L’espoir est à nouveau permis. Après avoir mis au point un vaccin contre le Covid-19 avec Pfizer, la société allemande de biotechnologie BioNTech développe à présent un vaccin contre le cancer. Et selon la scientifique et cofondatrice de l’entreprise Özlem Türeci, il pourrait être au point d’ici quelques années seulement. L’invention d’un tel vaccin est précisément la raison pour laquelle BioNTech a été fondé, révélait la chercheuse le 19 mars 2021. Et à l’instar du vaccin contre le Covid-19, les vaccins contre le cancer de BioNTech utiliseront les ARN messagers. Après des décennies de recherches et d’échecs, sera-t-on bientôt débarrassés du fléau du cancer ? On aimerait que ce soit aussi simple.
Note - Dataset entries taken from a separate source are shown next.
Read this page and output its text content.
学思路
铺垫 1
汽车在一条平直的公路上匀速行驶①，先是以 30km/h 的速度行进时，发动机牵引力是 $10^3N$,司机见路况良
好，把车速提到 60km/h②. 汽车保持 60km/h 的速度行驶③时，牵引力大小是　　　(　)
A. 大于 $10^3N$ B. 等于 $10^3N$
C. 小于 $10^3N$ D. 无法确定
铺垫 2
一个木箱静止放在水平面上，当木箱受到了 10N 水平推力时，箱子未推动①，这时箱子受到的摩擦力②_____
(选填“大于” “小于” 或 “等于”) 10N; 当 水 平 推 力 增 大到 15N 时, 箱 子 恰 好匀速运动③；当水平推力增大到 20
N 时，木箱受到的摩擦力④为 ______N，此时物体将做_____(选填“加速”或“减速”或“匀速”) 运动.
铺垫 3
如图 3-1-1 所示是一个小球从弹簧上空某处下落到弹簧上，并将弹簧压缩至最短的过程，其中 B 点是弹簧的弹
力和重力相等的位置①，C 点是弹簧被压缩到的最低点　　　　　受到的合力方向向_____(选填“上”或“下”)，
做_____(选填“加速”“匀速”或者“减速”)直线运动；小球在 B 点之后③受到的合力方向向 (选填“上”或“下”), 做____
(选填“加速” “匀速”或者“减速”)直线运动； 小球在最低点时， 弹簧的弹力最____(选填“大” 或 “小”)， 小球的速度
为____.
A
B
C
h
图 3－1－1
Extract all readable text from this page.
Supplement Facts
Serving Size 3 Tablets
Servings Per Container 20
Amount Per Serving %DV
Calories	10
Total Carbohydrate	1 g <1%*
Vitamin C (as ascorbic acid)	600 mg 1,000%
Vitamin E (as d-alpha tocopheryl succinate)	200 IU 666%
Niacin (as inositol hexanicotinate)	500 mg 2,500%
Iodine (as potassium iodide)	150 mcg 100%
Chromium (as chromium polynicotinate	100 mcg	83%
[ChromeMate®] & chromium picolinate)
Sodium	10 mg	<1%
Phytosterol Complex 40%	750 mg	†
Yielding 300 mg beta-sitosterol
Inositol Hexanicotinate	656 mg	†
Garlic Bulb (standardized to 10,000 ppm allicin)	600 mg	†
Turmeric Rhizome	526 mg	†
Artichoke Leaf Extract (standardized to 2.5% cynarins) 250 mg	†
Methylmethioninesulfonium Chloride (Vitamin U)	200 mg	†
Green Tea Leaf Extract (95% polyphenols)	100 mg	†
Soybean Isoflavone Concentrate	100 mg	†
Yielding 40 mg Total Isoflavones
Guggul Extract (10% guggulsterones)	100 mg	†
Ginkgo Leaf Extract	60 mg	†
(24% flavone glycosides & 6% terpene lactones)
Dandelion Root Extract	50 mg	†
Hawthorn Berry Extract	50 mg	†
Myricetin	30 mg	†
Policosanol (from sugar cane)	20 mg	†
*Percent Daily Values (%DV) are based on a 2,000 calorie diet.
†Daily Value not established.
Un vaccin contre le cancer
« Un vaccin contre le cancer. » L’expression a été reprise en chœur par plusieurs médias à la publication, en janvier 2018, d’une étude menée par des chercheurs de l’université Stanford, en Californie. Elle laisse rêver au développement d’un vaccin préventif, capable d’empêcher le développement de la maladie. Mais comme le rappelle l’Institut Curie, une telle approche n’est possible que si la survenue du cancer a pour origine une infection virale. Ainsi, « la systématisation de la vaccination contre l’hépatite B a largement contribué à prévenir les cancers du foie dans des régions du globe où le taux d’infection par le virus de l’hépatite B est important », et la vaccination contre le papillomavirus humain (HPV) « des jeunes filles entre 11 et 14 ans permettrait d’éviter 70 % des infections à l’origine de cancers » du col de l’utérus.
En France, seules 19 % des femmes sont vaccinées contre le HPV. Mais à l’autre bout du monde, en Australie, on vise les 100 % de vaccination grâce à un système de distribution gratuite aux adolescents âgés de 12 à 13 ans. Aux filles depuis 2007, et aux garçons depuis 2013. Celles et ceux qui se trouvent en dehors de cette tranche d’âge, mais qui ont moins de 19 ans, ont également droit à deux doses gratuites du vaccin. Résultat, le taux d’infection au HPV, qui se transmet notamment par voie sexuelle, a chuté de 22,7 % à 1,1 % entre 2005 et 2015 parmi les femmes âgées de 18 à 24 ans, selon un rapport publié dans le Journal of Infectious Diseases. À ce rythme-là, l’Australie pourrait bientôt devenir le premier pays du monde à éradiquer le cancer du col de l’utérus, d’après l’International Papillomavirus Society.
Contre les autres cancers, il n’est pas question de vaccination préventive, mais de vaccination thérapeutique. « Une situation très différente de celle de la vaccination préventive car l’intrus est déjà présent dans l’organisme et les défenses sont souvent débordées par la prolifération tumorale », précise l’immunologiste Vassili Soumelis. D’autant que, contrairement aux virus, les cellules cancéreuses sont produites par le corps lui-même. Le système immunitaire ne les perçoit pas comme une menace. Il s’agit donc en premier lieu de lui apprendre à reconnaître cette menace afin d’éradiquer les cellules cancéreuses, qui sont néanmoins capables d’envoyer des signaux pour contrer la réponse immunitaire. Le vaccin doit alors être associé à une méthode d’immunothérapie basée sur des checkpoint inhibitors, ou « inhibiteurs de points de contrôle », qui sont quant à eux capables de faire taire ces signaux.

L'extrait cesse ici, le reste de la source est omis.